BJA and I both have boyfriends, so it has been getting tougher to come up with new posts. While this doesn't really count as an ex story, we feel that these losers have earned themselves a special place on our blog.
Last Saturday, we went out with some other friends and were soon accosted by two... interesting-looking gentlemen. Oh, why am I trying to be nice about this? They looked like fricking rednecks. One was sporting a wolf shirt with a leather vest. The other was wearing a tight (I mean like so tight there was visible nippleage) and unflattering (he did not have the body to be wearing anything tight) bright yellow New Mexico shirt and motorcycle boots. Even with a motorcycle convention going on in Washington, they were still sorely out of place.
As they approach us, New Mexico announces "I usually don't talk to ethnic girls, but you guys are really hot."
Um, what? Ok, aside from the fact that is massively inappropriate to say to anyone, it also was a little confusing to me. I would not describe either myself or BJA as being ethnic. We're both of European ancestry, just like the rednecks. I am assuming that BJA was the "ethnic" one of us since she has dark hair and eyes, but either way, it's still a stretch. BJA thinks it may have been my dress, which had a pattern that may have been vaguely Indian-esque.
The conversation continued with them basically sounding ridiculous and BJA and I politely making fun of them in a way that went completely over their heads. I finally slipped in an insult that was low-brow enough for them to get. And they found it to be significantly more funny than it actually was. After they had themselves a little giggle fest, they revealed to us their plan.
They were trying to get rejected by as many girls as possible.

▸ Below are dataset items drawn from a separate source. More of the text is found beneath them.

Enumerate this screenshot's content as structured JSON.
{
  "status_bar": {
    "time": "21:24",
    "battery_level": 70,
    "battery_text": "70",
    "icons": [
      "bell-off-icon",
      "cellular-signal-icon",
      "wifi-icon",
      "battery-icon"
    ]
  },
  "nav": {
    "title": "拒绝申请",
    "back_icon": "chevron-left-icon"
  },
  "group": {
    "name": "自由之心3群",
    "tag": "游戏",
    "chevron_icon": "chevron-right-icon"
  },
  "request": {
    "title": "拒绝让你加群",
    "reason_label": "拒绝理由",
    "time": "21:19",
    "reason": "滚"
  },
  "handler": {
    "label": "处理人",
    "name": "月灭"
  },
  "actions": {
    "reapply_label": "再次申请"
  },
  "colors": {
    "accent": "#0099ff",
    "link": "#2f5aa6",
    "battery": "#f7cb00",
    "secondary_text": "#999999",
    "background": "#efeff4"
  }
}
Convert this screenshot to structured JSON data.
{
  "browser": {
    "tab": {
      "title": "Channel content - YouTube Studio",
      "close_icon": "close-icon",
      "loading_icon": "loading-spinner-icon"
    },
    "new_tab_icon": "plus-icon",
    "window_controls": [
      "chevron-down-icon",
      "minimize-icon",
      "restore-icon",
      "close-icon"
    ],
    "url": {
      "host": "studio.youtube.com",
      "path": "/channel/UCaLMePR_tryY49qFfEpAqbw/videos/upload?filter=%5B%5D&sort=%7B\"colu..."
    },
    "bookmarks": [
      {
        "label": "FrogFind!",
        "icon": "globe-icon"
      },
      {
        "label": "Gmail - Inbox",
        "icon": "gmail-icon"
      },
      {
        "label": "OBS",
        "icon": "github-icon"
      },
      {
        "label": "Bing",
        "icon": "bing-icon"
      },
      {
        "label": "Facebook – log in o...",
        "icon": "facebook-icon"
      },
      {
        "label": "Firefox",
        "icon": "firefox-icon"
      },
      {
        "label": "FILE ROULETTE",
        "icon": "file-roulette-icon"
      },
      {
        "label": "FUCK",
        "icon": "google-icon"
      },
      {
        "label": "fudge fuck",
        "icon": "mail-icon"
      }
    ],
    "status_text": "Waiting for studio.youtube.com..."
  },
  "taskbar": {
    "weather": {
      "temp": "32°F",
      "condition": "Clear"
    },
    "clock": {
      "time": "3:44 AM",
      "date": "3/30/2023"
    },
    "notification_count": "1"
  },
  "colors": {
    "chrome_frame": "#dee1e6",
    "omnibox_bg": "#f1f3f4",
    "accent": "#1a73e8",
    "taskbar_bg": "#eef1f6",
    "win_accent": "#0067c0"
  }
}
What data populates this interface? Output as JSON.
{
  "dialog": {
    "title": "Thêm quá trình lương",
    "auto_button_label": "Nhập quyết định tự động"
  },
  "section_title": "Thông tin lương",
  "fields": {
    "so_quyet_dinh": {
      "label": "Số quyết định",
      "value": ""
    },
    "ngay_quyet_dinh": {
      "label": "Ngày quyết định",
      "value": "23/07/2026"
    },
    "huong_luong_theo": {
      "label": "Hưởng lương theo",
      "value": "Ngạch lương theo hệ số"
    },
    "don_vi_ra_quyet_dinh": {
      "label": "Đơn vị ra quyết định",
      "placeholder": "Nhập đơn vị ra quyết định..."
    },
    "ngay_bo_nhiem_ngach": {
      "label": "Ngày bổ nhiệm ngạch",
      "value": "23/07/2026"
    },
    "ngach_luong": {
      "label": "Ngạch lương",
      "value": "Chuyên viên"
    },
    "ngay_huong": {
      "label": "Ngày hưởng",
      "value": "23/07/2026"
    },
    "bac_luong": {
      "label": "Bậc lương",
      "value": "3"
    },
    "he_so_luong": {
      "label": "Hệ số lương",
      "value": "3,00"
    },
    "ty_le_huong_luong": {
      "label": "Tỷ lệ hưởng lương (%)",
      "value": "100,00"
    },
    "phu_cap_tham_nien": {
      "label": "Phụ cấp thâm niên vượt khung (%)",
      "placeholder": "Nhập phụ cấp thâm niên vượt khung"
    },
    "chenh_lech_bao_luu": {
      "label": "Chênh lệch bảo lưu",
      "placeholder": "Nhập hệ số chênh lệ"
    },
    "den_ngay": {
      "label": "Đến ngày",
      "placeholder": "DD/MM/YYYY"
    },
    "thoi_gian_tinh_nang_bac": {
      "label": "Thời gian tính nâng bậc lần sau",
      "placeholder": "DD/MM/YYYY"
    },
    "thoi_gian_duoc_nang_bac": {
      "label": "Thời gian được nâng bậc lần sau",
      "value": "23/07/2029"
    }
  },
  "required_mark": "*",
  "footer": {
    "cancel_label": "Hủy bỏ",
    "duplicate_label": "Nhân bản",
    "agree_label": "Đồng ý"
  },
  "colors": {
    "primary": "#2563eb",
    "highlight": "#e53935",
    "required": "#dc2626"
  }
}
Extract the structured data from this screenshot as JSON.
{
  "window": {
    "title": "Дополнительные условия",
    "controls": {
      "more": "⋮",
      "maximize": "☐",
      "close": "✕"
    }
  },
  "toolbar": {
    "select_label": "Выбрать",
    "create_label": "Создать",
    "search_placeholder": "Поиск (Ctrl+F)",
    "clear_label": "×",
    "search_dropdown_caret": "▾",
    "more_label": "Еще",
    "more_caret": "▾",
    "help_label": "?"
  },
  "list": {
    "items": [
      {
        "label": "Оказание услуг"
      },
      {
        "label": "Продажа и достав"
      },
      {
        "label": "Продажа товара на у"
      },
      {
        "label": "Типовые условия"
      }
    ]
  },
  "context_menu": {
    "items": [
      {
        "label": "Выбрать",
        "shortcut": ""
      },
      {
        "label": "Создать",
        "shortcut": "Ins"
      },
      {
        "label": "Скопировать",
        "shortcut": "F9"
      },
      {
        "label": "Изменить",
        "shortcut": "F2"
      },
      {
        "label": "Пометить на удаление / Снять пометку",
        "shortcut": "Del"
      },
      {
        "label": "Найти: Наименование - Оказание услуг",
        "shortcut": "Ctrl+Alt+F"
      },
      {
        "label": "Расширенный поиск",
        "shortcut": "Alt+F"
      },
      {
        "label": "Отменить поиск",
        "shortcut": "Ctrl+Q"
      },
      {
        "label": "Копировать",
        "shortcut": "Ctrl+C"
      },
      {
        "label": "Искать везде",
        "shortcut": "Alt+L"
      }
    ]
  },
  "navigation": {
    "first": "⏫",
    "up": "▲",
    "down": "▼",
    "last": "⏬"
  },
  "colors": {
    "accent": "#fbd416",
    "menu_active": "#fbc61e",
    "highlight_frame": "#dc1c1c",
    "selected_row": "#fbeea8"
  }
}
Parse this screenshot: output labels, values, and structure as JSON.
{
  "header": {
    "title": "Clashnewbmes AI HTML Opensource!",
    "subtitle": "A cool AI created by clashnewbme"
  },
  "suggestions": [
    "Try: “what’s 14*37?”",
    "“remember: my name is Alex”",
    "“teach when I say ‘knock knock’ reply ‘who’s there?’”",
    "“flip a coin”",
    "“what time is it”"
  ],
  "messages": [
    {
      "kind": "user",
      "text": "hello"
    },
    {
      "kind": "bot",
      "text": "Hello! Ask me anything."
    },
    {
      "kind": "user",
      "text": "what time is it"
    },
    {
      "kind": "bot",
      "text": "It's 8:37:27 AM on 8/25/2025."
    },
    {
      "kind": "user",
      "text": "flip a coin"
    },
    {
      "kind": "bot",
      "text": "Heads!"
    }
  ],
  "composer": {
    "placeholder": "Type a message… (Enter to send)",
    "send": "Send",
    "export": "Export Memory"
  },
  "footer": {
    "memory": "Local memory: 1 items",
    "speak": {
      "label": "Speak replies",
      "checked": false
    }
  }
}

They wanted to know if we had any advice for them. I politely gave them two of my worst pick up lines and suggested they used them. Then their entourage came over to talk to me and BJA. The rest of the entourage was about as interesting as Wolf Shirt and New Mexico. Clearly, they were not putting this plan to work. I told them to get on it (trying to get them to leave) and they turned around to the girls behind us (while still looking like they were in our group). I told them to try talking to people on the other side of the bar, as far away from us as possible; because they'll look more reject-able if there are no women with them. They took the hint. I think deep down, they were grateful that I gave them each one more rejection to add to their count.
I get it. They go out and try to pretend like they want to get rejected, that way when they do get rejected, it was part of the plan. And if they don't get immediately dismissed, they think their victims will find themselves special when they're let in on the plan. It's not clever. It's not cute. It's annoying.
Look, guys, seriously, don't play games like this. If you want to talk to a woman, just go for it. Don't make up stupid-ass back stories. Don't tell me you're from out-of-state if you're really just from over the bridge. Don't ask me if I saw the fight outside. Don't pretend to be taking a survey. Don't pretend to show me a magic trick. Just don't. Be honest about your intentions. Even if they are just to get in my pants.